I remember when we were first told we would be working from home. I naively thought it would just be a couple weeks. I set up shop in the kitchen so I could monitor the remote learning for my kids while taking meetings and making deadlines. I was in denial when my husband said, “Hey...we might want to make you a home office.” As much as I hate to admit it, he was right, and we ended up converting a rarely-used toy room into my office.

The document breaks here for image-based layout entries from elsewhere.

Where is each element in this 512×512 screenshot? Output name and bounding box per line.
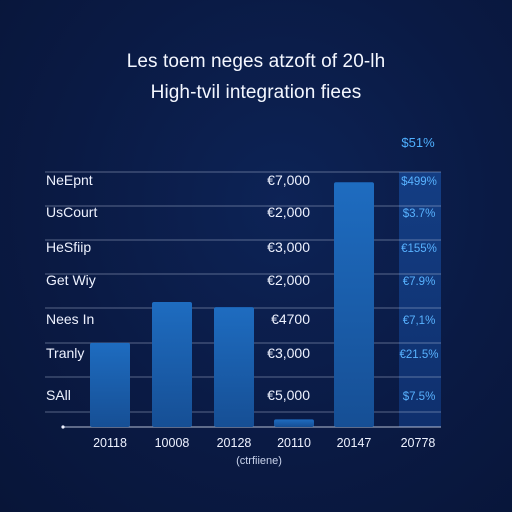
bar-10008 — [152, 302, 192, 427]
row-pct: €7,1% — [403, 315, 436, 327]
pct-column-header: $51% — [401, 135, 435, 150]
row-label: NeEpnt — [46, 172, 93, 188]
row-value: €2,000 — [267, 204, 310, 220]
x-axis-label: (ctrfiiene) — [236, 455, 282, 467]
row-value: €3,000 — [267, 345, 310, 361]
row-label: Get Wiy — [46, 272, 96, 288]
row-pct: €7.9% — [403, 276, 436, 288]
x-tick-label: 20110 — [277, 436, 311, 450]
row-pct: $7.5% — [403, 391, 436, 403]
x-tick-label: 20118 — [93, 436, 127, 450]
x-tick-label: 10008 — [155, 436, 190, 450]
row-value: €3,000 — [267, 239, 310, 255]
row-label: HeSfiip — [46, 239, 91, 255]
row-label: Nees In — [46, 311, 94, 327]
row-value: €5,000 — [267, 387, 310, 403]
highlight-column — [399, 172, 441, 427]
axis-origin-dot — [61, 425, 65, 429]
row-pct: $3.7% — [403, 208, 436, 220]
bar-20147 — [334, 182, 374, 427]
bar-20118 — [90, 342, 130, 427]
row-value: €4700 — [271, 311, 310, 327]
row-pct: €21.5% — [399, 349, 438, 361]
row-value: €7,000 — [267, 172, 310, 188]
bar-20110 — [274, 419, 314, 427]
bar-20128 — [214, 307, 254, 427]
x-tick-label: 20128 — [217, 436, 252, 450]
x-tick-label: 20147 — [337, 436, 372, 450]
row-value: €2,000 — [267, 272, 310, 288]
chart-subtitle: High-tvil integration fiees — [150, 82, 362, 103]
row-label: UsCourt — [46, 204, 97, 220]
row-label: Tranly — [46, 345, 84, 361]
row-label: SAll — [46, 387, 71, 403]
row-pct: €155% — [401, 243, 437, 255]
chart-title: Les toem neges atzoft of 20-lh — [126, 51, 386, 72]
x-tick-label: 20778 — [401, 436, 436, 450]
row-pct: $499% — [401, 176, 437, 188]
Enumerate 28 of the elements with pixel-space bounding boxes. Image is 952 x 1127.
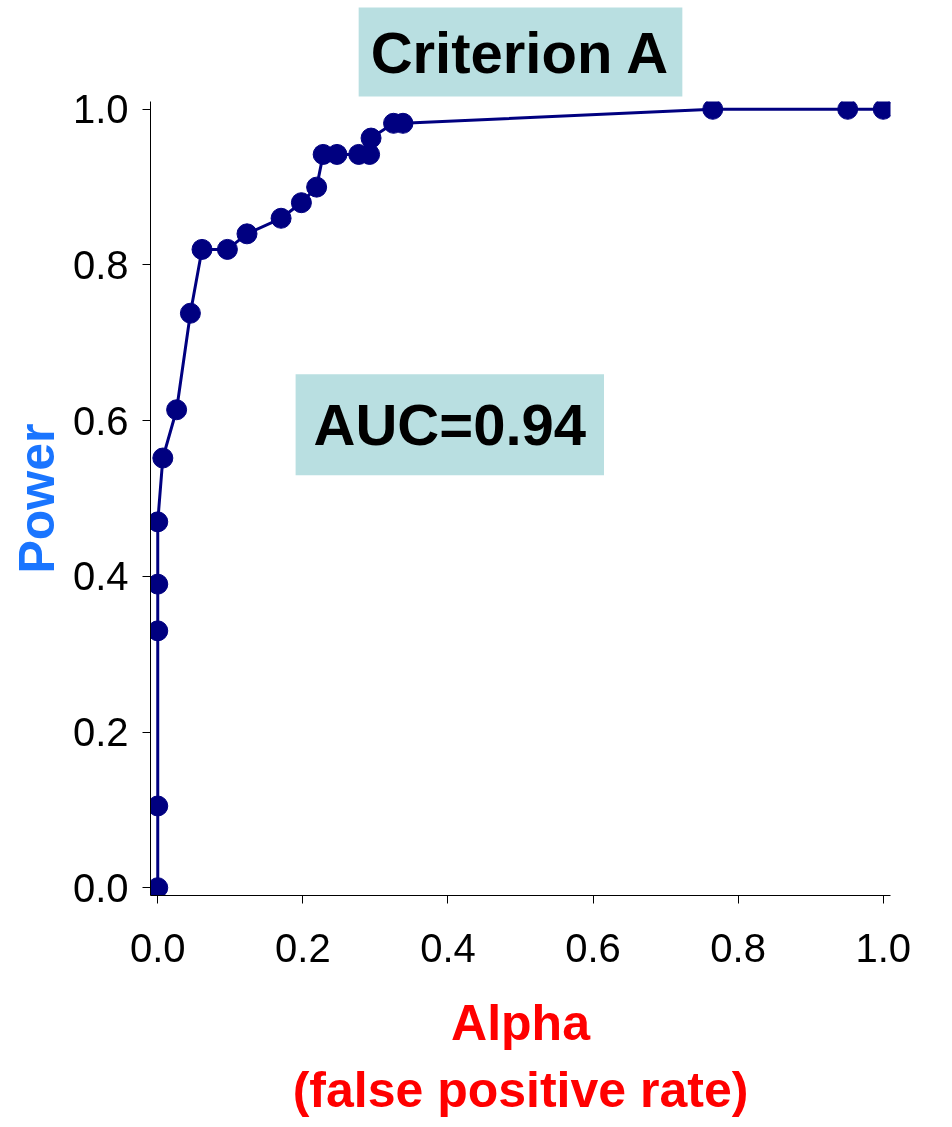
x-tick-label: 0.6 bbox=[565, 925, 621, 970]
point bbox=[216, 238, 238, 260]
chart-title: Criterion A bbox=[370, 19, 669, 85]
point bbox=[290, 192, 312, 214]
point bbox=[191, 238, 213, 260]
point bbox=[179, 302, 201, 324]
point bbox=[270, 207, 292, 229]
y-tick-label: 1.0 bbox=[72, 87, 129, 132]
point bbox=[702, 101, 724, 120]
x-axis-title: Alpha (false positive rate) bbox=[292, 994, 749, 1118]
x-tick-label: 0.4 bbox=[420, 925, 476, 970]
x-tick-label: 0.8 bbox=[710, 925, 766, 970]
y-tick-label: 0.8 bbox=[72, 242, 129, 287]
y-tick-label: 0.2 bbox=[72, 710, 129, 755]
point bbox=[306, 176, 328, 198]
x-tick-label: 1.0 bbox=[855, 925, 912, 970]
x-tick-label: 0.2 bbox=[275, 925, 331, 970]
y-tick-label: 0.4 bbox=[72, 554, 129, 599]
y-tick-label: 0.6 bbox=[72, 398, 129, 443]
point bbox=[152, 447, 174, 469]
y-tick-label: 0.0 bbox=[72, 865, 129, 910]
point bbox=[236, 223, 258, 245]
point bbox=[166, 399, 188, 421]
x-tick-label: 0.0 bbox=[129, 925, 186, 970]
point bbox=[837, 101, 859, 120]
y-axis-title: Power bbox=[8, 423, 65, 574]
point bbox=[360, 127, 382, 149]
annotation: AUC=0.94 bbox=[313, 392, 587, 458]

It was hard to face the reality that working from home was going to be my life for the foreseeable future. I miss my co-workers. I miss running into people unexpectedly in the kitchen and finding out what’s going on in their lives. I even miss real, in-person meetings! I hope those things come back soon, but I have really grown to appreciate working from home. Before COVID, I had a 25 minute commute (when traffic was normal). Which isn’t terrible, but it adds a minimum of 50 minutes to my day of just driving. And if traffic is bad (which it often is) I’m driving for well over an hour each day. It’s not a terrible commute and I enjoyed driving into the city, listening to podcasts or catching up with my sister on my drive, but that extra hour of time back in my day has been incredible! Not to mention, being able to sleep later since I don’t have to physically go anywhere.
Pre-COVID, by the time I got home from work, the mad dash was on. It was a race to get dinner on the table, monitor the mountains of homework, be the air-traffic controller coordinating the bedtime routine and get the house somewhat picked up so we could rush out the door in the morning and do it all over again. It was exhausting and it felt like time at home was rushed and in a state of stress. Now, it has a different pace and a totally different feel. We aren’t rushing anywhere and I get the added bonus of seeing my family when I take a break from my computer. I’ve even come to enjoy the little interruptions or knocks on the home office door so that my kids can talk to me about Pokemon or ask me if I want to take a break outside with them. It’s eased the pressure at home significantly, and while I don’t want to work from home permanently, I do hope it becomes more common to allow remote work on a more regular basis.
I’ve learned what’s most important to me during this strange break from the life I was used to. The one thing I feel like I know for sure about my “new normal” is that there are pieces of quarantine life that I want to hold onto. And that’s my goal as we work through the back half of this bizarre year.
Afton Spriggs is a working mom of two boys, Jude and Beckett. She and her husband, Ryan, are lifelong Metro-East residents. Afton spent most of her career working in digital content for traditional media companies (TV news, magazine and radio) and now works at a digital marketing agency in St. Louis. She loves sports, trying new recipes and traveling.